Artificial inoculation of the virus was conducted to further assess the pathogenicity of IAPV to A. cerana larvae. A dosage effect of IAPV inoculation by oral administration was observed, with a concentration of 1 × 10⁶ copies/μL of IAPV leading to significant mortality in A. cerana brood. A previous study has demonstrated that as few as 10⁴ copies/μL of IAPV can induce mortality in A. mellifera pupae within 96 h by injection [8]. This inconsistency can be explained by the different methodologies, the different pathogenicity of IAPV isolates, or the different resistance to IAPV of the two honeybee species. The virus loads of IAPV in dead inoculated brood were 10⁶ times higher than those in alive inoculated brood, suggesting the virus proliferated fast before or after the death of some larvae, while, in others, virus proliferation was inhibited by the hosts. The decrease in viral load from day 5 to day 9 of survived larvae suggest that the host’s innate immune system is triggered and activated to restrict virus replication and clear pathogens [39]. A high mortality rate was observed in the groups of honeybees inoculated with a high titer of IAPV at day 9 before pupation, suggesting that A. cerana larvae are more susceptible to IAPV infection at this stage.

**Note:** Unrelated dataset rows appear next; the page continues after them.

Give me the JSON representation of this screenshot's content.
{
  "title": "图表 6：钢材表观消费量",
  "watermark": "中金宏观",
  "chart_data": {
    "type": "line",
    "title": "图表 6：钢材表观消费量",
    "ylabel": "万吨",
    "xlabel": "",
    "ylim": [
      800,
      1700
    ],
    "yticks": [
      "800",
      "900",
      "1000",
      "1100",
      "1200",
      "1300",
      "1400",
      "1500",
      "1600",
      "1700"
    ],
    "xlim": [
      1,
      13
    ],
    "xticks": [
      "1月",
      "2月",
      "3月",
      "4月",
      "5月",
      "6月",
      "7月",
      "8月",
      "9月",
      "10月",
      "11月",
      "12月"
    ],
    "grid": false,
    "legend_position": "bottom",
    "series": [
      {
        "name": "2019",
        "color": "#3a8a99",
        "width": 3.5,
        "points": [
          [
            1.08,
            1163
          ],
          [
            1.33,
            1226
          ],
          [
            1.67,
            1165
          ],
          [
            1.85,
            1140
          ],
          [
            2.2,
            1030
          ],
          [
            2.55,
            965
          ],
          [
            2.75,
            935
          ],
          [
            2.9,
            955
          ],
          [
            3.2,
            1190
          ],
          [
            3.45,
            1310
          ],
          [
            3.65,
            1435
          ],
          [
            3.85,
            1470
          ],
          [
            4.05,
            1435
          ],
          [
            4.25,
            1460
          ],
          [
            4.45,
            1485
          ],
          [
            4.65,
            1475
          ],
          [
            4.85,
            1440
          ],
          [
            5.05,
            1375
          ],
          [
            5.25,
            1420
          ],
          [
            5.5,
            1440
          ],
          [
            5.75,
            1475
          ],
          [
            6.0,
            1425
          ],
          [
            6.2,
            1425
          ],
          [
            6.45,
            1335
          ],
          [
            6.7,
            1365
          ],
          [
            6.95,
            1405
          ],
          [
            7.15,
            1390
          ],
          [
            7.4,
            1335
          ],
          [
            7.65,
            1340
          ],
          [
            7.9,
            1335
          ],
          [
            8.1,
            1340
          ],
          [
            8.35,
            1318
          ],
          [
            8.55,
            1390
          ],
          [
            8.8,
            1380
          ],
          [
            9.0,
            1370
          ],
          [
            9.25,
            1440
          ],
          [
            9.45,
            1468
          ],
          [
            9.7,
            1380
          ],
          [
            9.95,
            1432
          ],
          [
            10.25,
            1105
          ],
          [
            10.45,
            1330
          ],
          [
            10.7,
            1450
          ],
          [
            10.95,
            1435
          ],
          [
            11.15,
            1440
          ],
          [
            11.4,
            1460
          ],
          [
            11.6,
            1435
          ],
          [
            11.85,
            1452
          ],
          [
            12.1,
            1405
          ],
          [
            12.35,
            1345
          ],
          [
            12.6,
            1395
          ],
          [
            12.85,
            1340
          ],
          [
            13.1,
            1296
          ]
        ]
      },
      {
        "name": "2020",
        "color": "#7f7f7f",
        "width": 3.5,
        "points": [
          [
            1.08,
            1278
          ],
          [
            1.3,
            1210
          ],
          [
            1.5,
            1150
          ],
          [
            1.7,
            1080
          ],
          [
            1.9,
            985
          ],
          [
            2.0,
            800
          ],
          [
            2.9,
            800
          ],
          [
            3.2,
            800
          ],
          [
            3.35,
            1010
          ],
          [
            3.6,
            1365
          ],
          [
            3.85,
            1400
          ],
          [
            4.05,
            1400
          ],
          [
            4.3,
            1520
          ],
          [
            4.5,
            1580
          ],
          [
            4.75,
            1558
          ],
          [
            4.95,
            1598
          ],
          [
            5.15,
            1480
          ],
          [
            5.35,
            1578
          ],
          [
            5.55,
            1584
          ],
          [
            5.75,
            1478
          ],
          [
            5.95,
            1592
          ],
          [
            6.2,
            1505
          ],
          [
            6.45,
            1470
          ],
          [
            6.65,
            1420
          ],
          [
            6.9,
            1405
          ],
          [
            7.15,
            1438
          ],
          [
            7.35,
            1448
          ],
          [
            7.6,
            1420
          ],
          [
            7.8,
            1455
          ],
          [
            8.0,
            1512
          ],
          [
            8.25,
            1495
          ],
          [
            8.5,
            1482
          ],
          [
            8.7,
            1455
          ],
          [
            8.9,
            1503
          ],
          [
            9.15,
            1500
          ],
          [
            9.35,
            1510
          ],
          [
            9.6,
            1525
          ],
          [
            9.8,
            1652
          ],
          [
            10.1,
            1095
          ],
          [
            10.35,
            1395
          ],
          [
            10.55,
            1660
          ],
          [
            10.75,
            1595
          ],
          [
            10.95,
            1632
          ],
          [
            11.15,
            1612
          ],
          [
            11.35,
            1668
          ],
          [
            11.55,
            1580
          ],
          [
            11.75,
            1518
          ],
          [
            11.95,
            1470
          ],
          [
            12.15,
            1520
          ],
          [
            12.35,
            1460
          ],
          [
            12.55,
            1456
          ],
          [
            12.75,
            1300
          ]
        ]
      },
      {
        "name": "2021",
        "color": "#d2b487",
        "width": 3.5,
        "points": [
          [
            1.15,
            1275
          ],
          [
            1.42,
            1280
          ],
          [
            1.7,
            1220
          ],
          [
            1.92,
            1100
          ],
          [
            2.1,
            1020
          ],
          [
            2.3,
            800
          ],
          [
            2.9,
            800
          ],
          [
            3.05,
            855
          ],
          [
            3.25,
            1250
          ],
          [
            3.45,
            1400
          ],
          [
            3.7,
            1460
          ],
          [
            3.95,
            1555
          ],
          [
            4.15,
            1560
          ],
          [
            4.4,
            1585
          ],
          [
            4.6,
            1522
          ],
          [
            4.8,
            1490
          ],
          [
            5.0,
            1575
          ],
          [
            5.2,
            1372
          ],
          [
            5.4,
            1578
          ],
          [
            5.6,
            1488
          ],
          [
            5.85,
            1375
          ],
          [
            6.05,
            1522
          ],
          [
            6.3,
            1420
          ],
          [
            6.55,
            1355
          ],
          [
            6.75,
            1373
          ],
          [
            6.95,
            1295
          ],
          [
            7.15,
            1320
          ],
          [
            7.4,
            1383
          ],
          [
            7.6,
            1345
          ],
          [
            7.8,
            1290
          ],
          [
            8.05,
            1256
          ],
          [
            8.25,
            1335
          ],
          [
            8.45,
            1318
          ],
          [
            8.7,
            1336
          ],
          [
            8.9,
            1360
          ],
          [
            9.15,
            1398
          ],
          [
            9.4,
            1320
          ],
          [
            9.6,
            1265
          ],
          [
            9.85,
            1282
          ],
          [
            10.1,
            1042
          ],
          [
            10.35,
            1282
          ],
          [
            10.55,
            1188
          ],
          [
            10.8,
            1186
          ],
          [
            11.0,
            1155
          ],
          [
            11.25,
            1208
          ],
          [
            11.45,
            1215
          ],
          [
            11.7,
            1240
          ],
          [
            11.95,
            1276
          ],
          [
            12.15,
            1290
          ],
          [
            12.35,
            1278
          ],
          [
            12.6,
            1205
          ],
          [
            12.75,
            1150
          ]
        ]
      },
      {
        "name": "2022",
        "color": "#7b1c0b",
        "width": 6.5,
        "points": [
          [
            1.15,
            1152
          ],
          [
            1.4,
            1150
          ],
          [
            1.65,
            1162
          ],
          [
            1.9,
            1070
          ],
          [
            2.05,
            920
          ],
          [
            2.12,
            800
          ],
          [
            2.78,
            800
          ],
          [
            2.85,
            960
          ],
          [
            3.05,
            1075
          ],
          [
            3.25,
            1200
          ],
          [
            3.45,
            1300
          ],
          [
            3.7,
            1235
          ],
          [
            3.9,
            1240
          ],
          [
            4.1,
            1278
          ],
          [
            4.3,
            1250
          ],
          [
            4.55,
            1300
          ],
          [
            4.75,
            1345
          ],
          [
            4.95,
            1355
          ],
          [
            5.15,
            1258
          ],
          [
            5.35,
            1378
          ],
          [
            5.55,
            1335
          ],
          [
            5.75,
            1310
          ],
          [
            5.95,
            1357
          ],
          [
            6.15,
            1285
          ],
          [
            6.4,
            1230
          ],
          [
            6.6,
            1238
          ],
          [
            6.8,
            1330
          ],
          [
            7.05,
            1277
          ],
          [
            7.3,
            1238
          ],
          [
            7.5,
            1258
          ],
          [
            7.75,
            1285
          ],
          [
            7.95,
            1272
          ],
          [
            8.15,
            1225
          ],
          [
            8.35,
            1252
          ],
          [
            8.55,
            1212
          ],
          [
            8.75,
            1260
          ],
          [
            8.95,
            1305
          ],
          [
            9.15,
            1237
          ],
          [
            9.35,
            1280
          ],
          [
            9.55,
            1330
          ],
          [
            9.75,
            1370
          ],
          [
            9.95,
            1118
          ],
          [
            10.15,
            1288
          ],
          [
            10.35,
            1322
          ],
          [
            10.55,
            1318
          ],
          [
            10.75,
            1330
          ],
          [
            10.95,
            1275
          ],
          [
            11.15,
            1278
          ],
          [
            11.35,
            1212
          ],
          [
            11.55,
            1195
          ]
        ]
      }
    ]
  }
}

To the best of our knowledge, this is the first preliminary study revealing the pathogenesis of IAPV to honeybee species other than A. mellifera. This work emphasizes that IAPV should be recognized as an emerging pathogen causing brood disease in A. cerana. However, our current knowledge is scarce and further studies are needed to fully elucidate the pathogenesis of IAPV to A. cerana and the host defense of A. cerana against the virus.

5. Conclusions

Our study reveals the previously unrecognized pathogenicity of IAPV to A. cerana brood, which partially explains the increasing incidence of brood diseases in A. cerana. IAPV has posed a significant threat to A. cerana, with high infection rates and viral loads similar to those of SBV and M. plutonius in diseased brood. We emphasize that, in beekeeping practice, IAPV should be considered to be an emerging pathogen responsible for brood disease in A. cerana. Further studies are necessary to gain a full understanding of the interactions between IAPV and A. cerana to finally develop technologies to mitigate the impact of IAPV to A. cerana.